Pada 30 September, perdana menteri baru Australia Tony Abbot mengunjungi Jakarta sebagai lawatan luar negeri dia yang pertama, menjalin hubungan dan kerjasama perdagangan lebih baik, di tengah isu migrasi dan perdagangan manusia. Abbott gagal menyuarakan keprihatinan hak asasi manusia dalam pembicaraan di Jakarta dan, beberapa hari kemudian, saat tiga aktivis Papua memasuki konsulat Australia di Bali, dia memanfaatkan kesempatan itu untuk mencela orang Papua yang menjadikan Australia sebagai “mimbar” melawan Indonesia. Selanjutnya dia secara serampangan mencampuradukan upaya menyuarakan pelanggaran hak asasi manusia dengan separatisme Papua.
Indonesia meneken perjanjian perdagangan kayu dengan Uni Eropa pada 30 September, mewajibkan ekspor kayu ke Eropa mesti ada jaminan sebagai produk legal. Ia menandakan langkah penting dalam upaya memberantas perdagangan kayu ilegal. Namun, perjanjian ini mengabaikan adanya penilaian apakah kayu itu hasil dari pelanggaran hak-hak tanah adat atau warga dapat kompensasi: muara genting atas sejumlah konflik dan pelanggaran hak asasi manusia.

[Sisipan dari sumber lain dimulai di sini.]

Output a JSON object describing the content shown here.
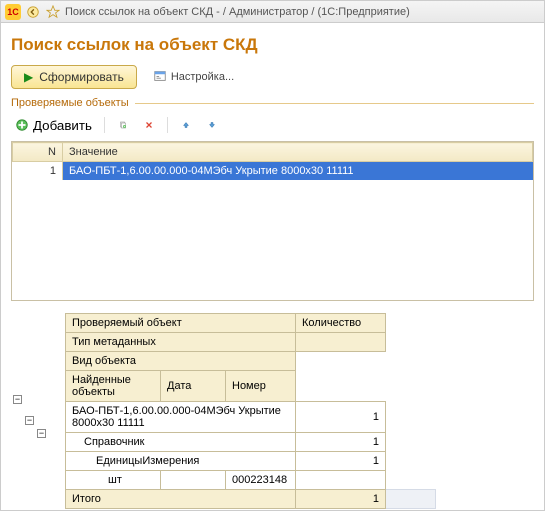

Suatu rencana kunjungan oleh pelapor khusus PBB mengenai kebebasan berekspresi, Frank La Rue, yang diagendakan Januari 2013 ditunda karena keberatan Jakarta atas rencananya mengunjungi Papua; belum ada informasi terbaru lagi kapan kunjungan ini dijadwalkan ulang hingga laporan ini ditulis.